Patio Paver Installation Tips Patio Paver Installation Tips

What You'll Need
Measuring tape
Mechanical splitter
Mechanical compactor
Spray paint
Safety glasses

Patio paver installation always improves the landscape, regardless of the location—inside or outside a building or house. Pavers are available in different materials, colors, shapes, and sizes. The most popular among them are the concrete patio pavers and the brick patio pavers.

Steps and Tips

After deciding on the style and material, buy the essential materials and tools from a home-garden center or a brick supplier. It is also possible to rent the machines.

Planning the layout: The first step of paving involves planning the layout and getting it drawn according to the measurements.

Cleaning and preparing the area: Cleaning, weeding, and leveling the area come next.

Outlining: Measure and mark out the area required for paving by using spray paint, about 8 inches outside the outline.

Creating gradient or slope: Creating a slope away from any buildings and walls is crucial.
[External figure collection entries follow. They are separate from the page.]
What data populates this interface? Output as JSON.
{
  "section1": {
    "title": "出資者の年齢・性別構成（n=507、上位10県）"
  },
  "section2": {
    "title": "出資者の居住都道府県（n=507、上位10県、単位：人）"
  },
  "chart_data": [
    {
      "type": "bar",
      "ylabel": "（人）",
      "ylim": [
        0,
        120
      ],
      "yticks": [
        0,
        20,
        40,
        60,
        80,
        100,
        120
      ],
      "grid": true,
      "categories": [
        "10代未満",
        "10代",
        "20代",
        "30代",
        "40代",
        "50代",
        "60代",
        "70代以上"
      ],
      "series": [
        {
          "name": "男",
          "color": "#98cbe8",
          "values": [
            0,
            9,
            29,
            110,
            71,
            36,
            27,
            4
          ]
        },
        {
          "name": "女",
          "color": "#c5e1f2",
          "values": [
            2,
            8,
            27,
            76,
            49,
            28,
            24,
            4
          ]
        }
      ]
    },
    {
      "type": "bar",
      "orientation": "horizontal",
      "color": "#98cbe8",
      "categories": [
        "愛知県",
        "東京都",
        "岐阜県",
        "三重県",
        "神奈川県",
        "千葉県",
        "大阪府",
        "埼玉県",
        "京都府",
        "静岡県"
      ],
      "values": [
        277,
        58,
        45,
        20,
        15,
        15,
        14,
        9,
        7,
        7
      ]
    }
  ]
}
So, create a slope that drops about 0.5 inch per foot to the place where you want to direct the water.

Calculating the amount of paver base material: Multiply the length and breadth of the area to be paved. Add 5 to 10 percent to the calculated amount so that you can cut a few pavers needed to accommodate any odd angles or curves.
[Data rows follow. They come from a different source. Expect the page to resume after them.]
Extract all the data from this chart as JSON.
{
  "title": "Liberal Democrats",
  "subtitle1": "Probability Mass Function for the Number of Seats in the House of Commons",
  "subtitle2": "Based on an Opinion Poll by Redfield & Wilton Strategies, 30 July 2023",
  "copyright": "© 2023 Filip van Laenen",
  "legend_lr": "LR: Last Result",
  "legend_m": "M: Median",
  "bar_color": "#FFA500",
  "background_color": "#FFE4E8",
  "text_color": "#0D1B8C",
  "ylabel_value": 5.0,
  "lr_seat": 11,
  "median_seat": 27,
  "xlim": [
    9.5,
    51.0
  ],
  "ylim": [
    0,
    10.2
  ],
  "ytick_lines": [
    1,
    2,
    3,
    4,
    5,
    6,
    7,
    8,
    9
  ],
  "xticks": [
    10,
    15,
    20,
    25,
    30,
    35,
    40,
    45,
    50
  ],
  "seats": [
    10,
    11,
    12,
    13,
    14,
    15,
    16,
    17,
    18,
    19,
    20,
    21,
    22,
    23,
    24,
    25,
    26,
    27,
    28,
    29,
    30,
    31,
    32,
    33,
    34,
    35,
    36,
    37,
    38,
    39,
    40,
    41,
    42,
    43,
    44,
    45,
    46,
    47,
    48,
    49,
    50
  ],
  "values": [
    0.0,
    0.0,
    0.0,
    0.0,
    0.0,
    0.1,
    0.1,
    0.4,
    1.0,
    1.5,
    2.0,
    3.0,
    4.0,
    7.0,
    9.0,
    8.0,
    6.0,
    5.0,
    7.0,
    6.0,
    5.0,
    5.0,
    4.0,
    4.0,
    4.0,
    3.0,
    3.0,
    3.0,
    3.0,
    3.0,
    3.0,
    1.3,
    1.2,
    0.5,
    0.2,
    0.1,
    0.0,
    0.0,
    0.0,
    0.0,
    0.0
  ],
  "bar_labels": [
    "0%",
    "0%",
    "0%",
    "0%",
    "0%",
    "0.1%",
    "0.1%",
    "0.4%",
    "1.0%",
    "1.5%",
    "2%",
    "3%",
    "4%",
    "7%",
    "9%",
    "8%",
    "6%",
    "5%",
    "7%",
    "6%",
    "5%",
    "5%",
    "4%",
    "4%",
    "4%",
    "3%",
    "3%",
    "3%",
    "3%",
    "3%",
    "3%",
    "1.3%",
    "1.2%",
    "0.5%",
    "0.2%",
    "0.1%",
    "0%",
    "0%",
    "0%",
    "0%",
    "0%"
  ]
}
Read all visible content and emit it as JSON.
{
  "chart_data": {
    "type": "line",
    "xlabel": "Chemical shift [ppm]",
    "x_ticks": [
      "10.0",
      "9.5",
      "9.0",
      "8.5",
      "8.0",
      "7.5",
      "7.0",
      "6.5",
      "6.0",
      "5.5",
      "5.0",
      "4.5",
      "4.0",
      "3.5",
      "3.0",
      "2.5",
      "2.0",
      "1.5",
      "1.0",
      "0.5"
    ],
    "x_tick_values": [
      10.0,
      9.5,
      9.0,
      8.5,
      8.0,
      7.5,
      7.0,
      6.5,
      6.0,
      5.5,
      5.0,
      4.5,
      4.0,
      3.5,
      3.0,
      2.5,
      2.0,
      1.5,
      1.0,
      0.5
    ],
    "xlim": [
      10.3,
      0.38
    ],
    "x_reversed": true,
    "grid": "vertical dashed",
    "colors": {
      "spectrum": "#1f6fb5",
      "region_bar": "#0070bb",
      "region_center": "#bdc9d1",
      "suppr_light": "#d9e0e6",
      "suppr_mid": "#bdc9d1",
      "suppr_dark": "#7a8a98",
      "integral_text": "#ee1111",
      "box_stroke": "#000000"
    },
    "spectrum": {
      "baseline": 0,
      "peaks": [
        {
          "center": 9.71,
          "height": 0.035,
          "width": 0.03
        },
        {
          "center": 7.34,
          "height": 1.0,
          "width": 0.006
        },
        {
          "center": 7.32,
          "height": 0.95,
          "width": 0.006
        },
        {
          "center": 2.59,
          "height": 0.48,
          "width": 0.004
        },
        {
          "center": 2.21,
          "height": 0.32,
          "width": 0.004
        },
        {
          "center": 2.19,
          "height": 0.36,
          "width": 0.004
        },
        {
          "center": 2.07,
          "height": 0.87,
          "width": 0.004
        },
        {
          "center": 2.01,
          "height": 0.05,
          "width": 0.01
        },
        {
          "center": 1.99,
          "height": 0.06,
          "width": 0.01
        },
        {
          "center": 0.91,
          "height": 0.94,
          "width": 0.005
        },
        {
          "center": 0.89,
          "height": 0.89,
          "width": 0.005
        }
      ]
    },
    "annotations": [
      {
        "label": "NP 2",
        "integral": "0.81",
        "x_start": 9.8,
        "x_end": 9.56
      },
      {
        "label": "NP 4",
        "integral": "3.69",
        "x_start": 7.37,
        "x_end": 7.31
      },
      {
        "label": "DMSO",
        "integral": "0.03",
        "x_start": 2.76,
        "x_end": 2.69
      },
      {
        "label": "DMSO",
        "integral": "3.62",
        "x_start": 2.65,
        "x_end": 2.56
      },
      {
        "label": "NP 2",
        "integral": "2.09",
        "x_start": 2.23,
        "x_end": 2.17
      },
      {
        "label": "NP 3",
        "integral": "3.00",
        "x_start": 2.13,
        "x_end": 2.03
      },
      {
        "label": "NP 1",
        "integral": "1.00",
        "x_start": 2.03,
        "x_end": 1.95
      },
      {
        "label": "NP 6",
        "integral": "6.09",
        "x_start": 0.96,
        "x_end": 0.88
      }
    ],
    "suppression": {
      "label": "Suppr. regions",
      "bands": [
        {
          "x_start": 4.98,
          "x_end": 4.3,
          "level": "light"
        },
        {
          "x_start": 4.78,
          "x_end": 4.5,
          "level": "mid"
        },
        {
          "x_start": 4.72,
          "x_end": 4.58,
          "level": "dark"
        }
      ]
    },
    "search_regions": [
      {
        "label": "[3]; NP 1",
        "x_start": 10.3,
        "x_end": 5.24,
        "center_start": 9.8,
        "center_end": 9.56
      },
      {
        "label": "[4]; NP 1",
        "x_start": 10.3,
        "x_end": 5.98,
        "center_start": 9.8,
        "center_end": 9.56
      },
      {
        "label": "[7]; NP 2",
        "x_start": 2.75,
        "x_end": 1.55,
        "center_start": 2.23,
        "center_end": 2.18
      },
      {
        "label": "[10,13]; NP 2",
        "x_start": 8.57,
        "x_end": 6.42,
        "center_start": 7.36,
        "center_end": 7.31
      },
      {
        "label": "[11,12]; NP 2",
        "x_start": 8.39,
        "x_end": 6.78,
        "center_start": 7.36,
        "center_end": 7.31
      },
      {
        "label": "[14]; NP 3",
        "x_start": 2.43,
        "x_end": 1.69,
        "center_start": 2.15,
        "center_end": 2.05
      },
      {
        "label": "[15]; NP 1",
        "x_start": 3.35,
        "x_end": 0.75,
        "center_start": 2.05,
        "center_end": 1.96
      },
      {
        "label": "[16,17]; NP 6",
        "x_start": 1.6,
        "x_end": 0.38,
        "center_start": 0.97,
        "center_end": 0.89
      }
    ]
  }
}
Excavating: Estimate the depth of soil to be dug out. Place marked stakes around the perimeter and tie a string tightly connecting the stakes around the boundary line to facilitate leveling. After excavation, pack the soil down firmly with a hand tamp or compacting machine.

Preparing the dugout site: Spread a layer of base material and level it to uniform thickness throughout the excavated area. The base material could be either crushed sharp-edged stones of varying sizes or sharp gravel. The sharp edges of the stones help in easy compaction when pressure is exerted on them. It is recommended that the base material be spread out in 2 to 3 layers and compaction be performed between each layer using the machine; this increases the durability of the layers.

Edgings: Edge restraints are necessary to keep the pavers in place. Without them, the pavers will move off from their position; this can ruin the hours of work you have put in. Edgings are available in plastic, treated wood, steel, aluminium, and even pre-cast concrete. Lay out the sand over the base material as 1- to 1.5-inch-thick layers and pack them down firmly.

Laying pavers: Lay the pavers very close to each other according to the pattern chosen. Use a mechanical splitter, a saw, or even a chisel and hammer to cut the pavers into shape. Do not forget to protect your eyes with safety glasses.

    Concrete Patio Pavers

    Find out about any underground utilities being done in your locality before you begin to dig the site. Except for a few occasional changes, the process for laying the brick and concrete pavers is the same as discussed above. Do remember to dig the soil 12 inches outside the perimeter and fill the excavated area with crushed stone aggregates to about 5-inch thickness while making the excavation.